Functional Requirements

  • FR-001: The container image MUST start the API service and begin accepting requests without manual intervention after supplying required env vars.
  • FR-002: The container image MUST expose a health check that an orchestrator can poll to determine service readiness.
  • FR-003: The container image MUST handle the SIGTERM signal by completing in-flight requests then exiting cleanly within 30 seconds.
  • FR-004: The container image MUST run the API process as a non-root, non-privileged user.
  • FR-005: The container image MUST NOT contain development dependencies, test files, source control metadata, or local configuration files.
  • FR-006: The container image MUST NOT contain any hardcoded credentials, secrets, or environment-specific values — all configuration MUST be supplied via environment variables at runtime.
  • FR-007: The container image MUST log to standard output and standard error so logs are captured by the container runtime without additional configuration.
  • FR-008: The container image MUST be buildable reproducibly from the same source inputs — a rebuild from the same commit MUST produce a functionally equivalent image.
  • FR-009: Rebuilding the image after a source-only change (no dependency changes) MUST reuse the cached dependency installation layer.
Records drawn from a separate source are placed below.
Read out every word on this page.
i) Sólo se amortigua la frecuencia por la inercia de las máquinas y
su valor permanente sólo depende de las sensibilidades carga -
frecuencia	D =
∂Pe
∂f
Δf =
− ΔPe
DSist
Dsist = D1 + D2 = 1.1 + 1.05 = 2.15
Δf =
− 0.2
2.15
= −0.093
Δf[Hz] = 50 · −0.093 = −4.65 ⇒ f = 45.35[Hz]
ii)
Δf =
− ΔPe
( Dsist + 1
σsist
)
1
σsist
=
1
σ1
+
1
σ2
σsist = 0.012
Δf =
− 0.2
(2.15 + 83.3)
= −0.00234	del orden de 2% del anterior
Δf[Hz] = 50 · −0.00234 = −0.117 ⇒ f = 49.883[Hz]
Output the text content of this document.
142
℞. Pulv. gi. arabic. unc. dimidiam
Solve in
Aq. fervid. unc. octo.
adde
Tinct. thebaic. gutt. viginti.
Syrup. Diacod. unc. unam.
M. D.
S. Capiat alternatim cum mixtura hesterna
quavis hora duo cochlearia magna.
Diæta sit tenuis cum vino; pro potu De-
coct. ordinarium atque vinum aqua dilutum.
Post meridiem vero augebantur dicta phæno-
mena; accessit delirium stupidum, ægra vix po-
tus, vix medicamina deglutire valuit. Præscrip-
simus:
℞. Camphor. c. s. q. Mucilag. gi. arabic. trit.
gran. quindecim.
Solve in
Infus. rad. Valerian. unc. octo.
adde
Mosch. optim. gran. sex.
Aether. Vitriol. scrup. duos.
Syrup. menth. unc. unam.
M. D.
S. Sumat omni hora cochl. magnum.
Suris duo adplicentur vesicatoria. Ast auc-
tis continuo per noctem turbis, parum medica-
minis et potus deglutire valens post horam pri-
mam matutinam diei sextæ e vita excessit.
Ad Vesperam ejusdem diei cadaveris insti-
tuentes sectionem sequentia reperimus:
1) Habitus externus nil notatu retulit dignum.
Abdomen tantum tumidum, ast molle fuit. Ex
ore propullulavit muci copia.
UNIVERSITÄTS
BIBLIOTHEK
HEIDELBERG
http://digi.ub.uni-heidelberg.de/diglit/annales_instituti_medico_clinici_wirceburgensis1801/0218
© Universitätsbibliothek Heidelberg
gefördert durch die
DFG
Success Criteria (mandatory)

Measurable Outcomes

  • SC-001: The container starts and serves its first successful health-check response within 30 seconds of launch with all required env vars present.
  • SC-002: The container exits cleanly (code 0) within 30 seconds of receiving a SIGTERM, with no in-flight requests dropped.
  • SC-003: The API process inside the container runs as a non-root user (inspectable via container runtime tooling).
  • SC-004: A rebuild after a source-only change completes in under 60 seconds on a warm cache (dependency layer reused).
  • SC-005: The image contains zero hardcoded secrets (verifiable by static layer inspection).
  • SC-006: All API logs appear on stdout/stderr and are captured by the container runtime log driver without additional sidecar or configuration.

Assumptions

  • The existing test Dockerfile (used by the integration test stack) is not suitable for production and will remain separate; this feature produces a distinct production image.
  • All required runtime configuration (database URL, S3 credentials, JWT secret, etc.) will be injected as environment variables by the deployment platform — the image itself carries no environment-specific values.
  • The deployment target supports OCI-compatible container images (Kubernetes, Docker, etc.).
  • No persistent local storage is needed by the API container; all state lives in the database and object storage.
  • The production image does not need to run database migrations; migrations are applied by a separate step in the deployment pipeline.
  • A single-architecture image (linux/amd64) is sufficient for the initial production target.